Approximately the same time, we began to look for a church that would help us to grow in the Lord. The folks had heard Pastor Peter Friesen on the radio and they decided to go to the church in Friend, Nebraska. It was summer and the Friend Bible Church was going to send their young people to camp the following week. They invited us to stay for a church potluck that Sunday and talked my folks into letting us three younger kids go to Polk Bible Camp the following Sunday for a week. We had no idea how wonderful that week would be for us—and we were privileged to go to future camps where long term decisions were made to serve the Lord—and once I even came home to admit a lie I told to our small town grocery store owner.

This church, even though 60 miles from our farm, became our regular church body. Their friendliness, love for the Lord and encouragement brought us coming back time and again. Eventually our parents moved to Friend after all of us kids were gone.

The Musical Morgans were having revival meetings in Henderson and by now I was a senior in high school. Our friend Wanda Janzen Goertzen took us with her to one of the meetings. My sister, Alma, saw a guy in the choir that Wanda knew and she liked. She talked Wanda into trying to hook her up with a date with him. Roger Regier was looking for his brothers and came by in his car. Wanda also knew him and stopped him to talk to him about the date. He promised he would see what he could do if I would go out with him. Roger was not able to get “Clyde” as he already was going steady, but he got Wayne Martens to come along and Alma and I had our first blind dates—and our parents said we could go! Guess the fact that they were Mennonite Brethren did give them some confidence in them. This was the beginning of something much more permanent for both of us!

I graduated that spring. The next fall, I left to go to college at Northwestern Bible College in Minneapolis, Minnesota. I begged to be able to go to Tabor College where Roger would be attending but my parents did not agree. Roger and I were in love so we waited it out this year and planned a wedding for the following September. Alma married Wayne after her graduation from high school in June, 3 months before we got married.

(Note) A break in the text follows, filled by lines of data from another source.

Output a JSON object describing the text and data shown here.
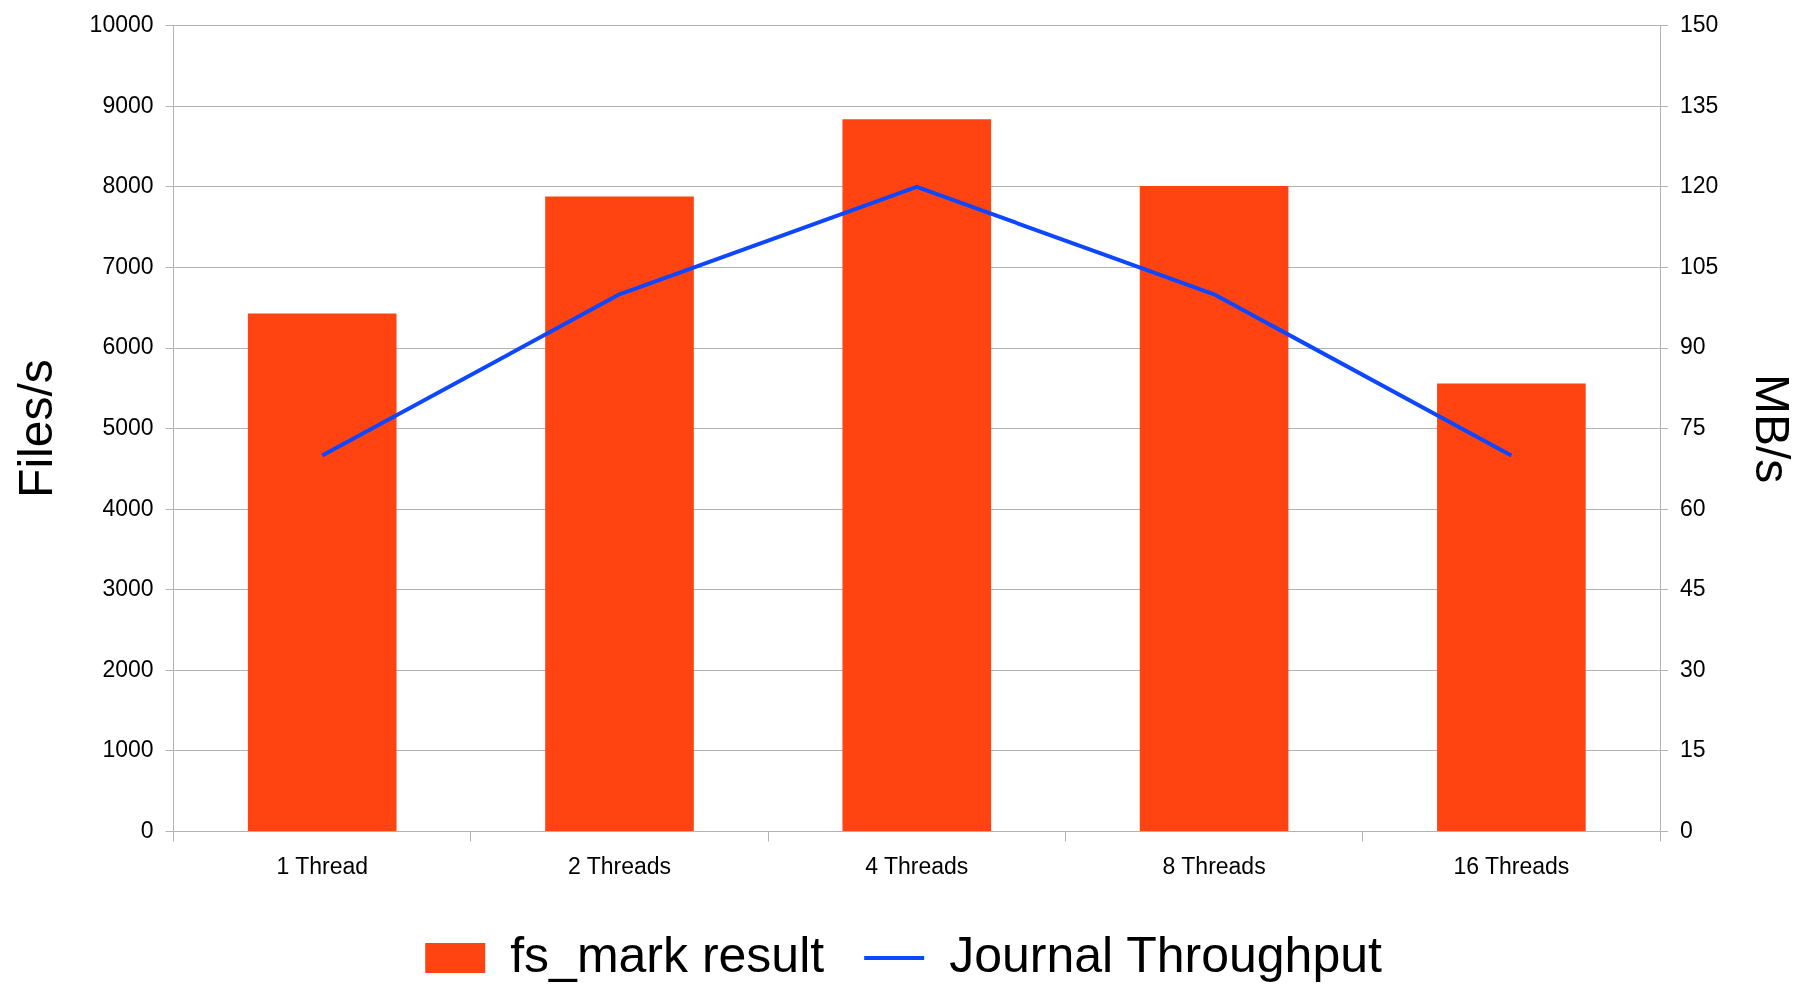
{
  "chart_data": {
    "type": "bar",
    "categories": [
      "1 Thread",
      "2 Threads",
      "4 Threads",
      "8 Threads",
      "16 Threads"
    ],
    "series": [
      {
        "name": "fs_mark result",
        "color": "#ff4411",
        "values": [
          6430,
          7880,
          8840,
          8010,
          5560
        ]
      },
      {
        "name": "Journal Throughput",
        "type": "line",
        "axis": "y2",
        "color": "#0d47ff",
        "values": [
          70,
          100,
          120,
          100,
          70
        ]
      }
    ],
    "ylabel": "Files/s",
    "y2label": "MB/s",
    "ylim": [
      0,
      10000
    ],
    "yticks": [
      0,
      1000,
      2000,
      3000,
      4000,
      5000,
      6000,
      7000,
      8000,
      9000,
      10000
    ],
    "y2lim": [
      0,
      150
    ],
    "y2ticks": [
      0,
      15,
      30,
      45,
      60,
      75,
      90,
      105,
      120,
      135,
      150
    ],
    "grid": "y",
    "legend": "bottom",
    "marker": "none",
    "line_style": "solid"
  }
}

I cared for two Jewish preschool children in their home for my room and board and a little spending money at college. They were good children and it was a good experience. My parents paid the tuition. I remember bus rides to school in below freezing weather, but mostly I remember the friendships I made, several of which I kept in touch with over the years.

Planning a wedding absorbed most of my time while working a summer time job of auditing books for a furniture store in Minneapolis. I shopped for my trousseau and relished in spending money that I earned myself! My parents could not afford two wedding gowns in one year, so I needed to redo Alma’s dress to fit me. I made a sweetheart collar instead of the stand up collar she had to be different, plus I used a different veil.